Context From Singapore’s Independent F and B Scene
Flor Patisserie’s closure sits within a wider wave of exits by independent cafes, bars and restaurants in Singapore. Operators cite a mix of pressures, including rent escalations, higher labor costs and consumer caution after the pandemic years. Many owners describe burnout and difficulty finding staff with both skill and staying power. Even beloved brands with devoted communities have struggled to translate affection into the revenue needed to handle rising fixed costs.
Industry veterans worry that a steady loss of homegrown names could make the dining landscape feel uniform, with chain concepts filling the space left behind. Independent businesses provide character and help nurture young talent. When they disappear, a city risks losing a slice of its identity along with the training grounds that produce the next generation of chefs and bartenders.
For entrepreneurs, the lesson is to keep options open. Some will double down on their core shops and push for growth. Others will move into classes, consulting, product lines or experiences like travel. The thread that connects successful pivots is the ability to carry brand values, relationships and customer trust into a format with more flexibility.
Tips for Travelers Considering a Culinary Tour
- Check the group size. Smaller groups mean more access and time with hosts.
- Read the seasonal focus. Autumn itineraries differ from spring routes. Ask what is truly in season during your dates.
- Ask about host relationships. Tours built on long term partnerships tend to offer better access and consistency.
- Review what is included. Confirm meals, transport, tastings and any hands on experiences.
- Share dietary needs early. Many small restaurants can adjust with notice, but not at the last minute.
- Budget for shopping. Crafts and pantry items can be hard to find at home. Leave space in your luggage.
- Plan for walking. Rural visits and market days involve steps and uneven ground.
- Carry respect.

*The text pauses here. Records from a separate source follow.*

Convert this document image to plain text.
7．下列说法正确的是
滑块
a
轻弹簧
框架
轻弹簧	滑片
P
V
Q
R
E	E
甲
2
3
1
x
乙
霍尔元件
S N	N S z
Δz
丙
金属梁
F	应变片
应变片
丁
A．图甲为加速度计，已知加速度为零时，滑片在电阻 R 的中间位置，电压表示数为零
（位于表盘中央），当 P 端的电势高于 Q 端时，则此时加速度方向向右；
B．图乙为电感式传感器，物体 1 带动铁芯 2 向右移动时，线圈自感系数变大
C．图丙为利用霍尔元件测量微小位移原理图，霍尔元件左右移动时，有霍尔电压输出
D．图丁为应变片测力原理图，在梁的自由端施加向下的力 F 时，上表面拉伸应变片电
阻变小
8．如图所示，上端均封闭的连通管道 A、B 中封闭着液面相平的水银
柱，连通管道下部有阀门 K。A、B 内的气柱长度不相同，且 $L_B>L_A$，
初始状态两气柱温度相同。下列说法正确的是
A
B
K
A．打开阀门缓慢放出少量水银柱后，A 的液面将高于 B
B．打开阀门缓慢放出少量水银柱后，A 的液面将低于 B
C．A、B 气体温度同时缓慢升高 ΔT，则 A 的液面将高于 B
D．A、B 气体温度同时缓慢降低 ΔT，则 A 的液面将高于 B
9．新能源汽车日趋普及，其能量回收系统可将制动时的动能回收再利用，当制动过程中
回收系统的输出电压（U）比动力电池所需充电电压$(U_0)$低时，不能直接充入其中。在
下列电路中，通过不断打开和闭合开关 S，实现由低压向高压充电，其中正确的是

Learn basic greetings, arrive on time and follow host instructions, especially in production spaces.
At a Glance
- Flor Patisserie closed in July 2025 after a rent jump at its final Siglap shop from 5,400 dollars to 8,500 dollars a month.
- Founder Heidi Tan launched Kitabi Travel in August 2025 after two years of part time guiding.
- Her October five day tour is fully booked, with a focus on seasonal foods and regional crafts.
- Tours feature experiences such as matsutake tastings, Tamba beef, pottery workshops, washi paper making and visits to small producers.
- Tan applies Flor’s quality standards to travel, keeping groups small and relationships personal.
- The shift reflects a broader trend, as independent F and B operators seek models with more flexible costs.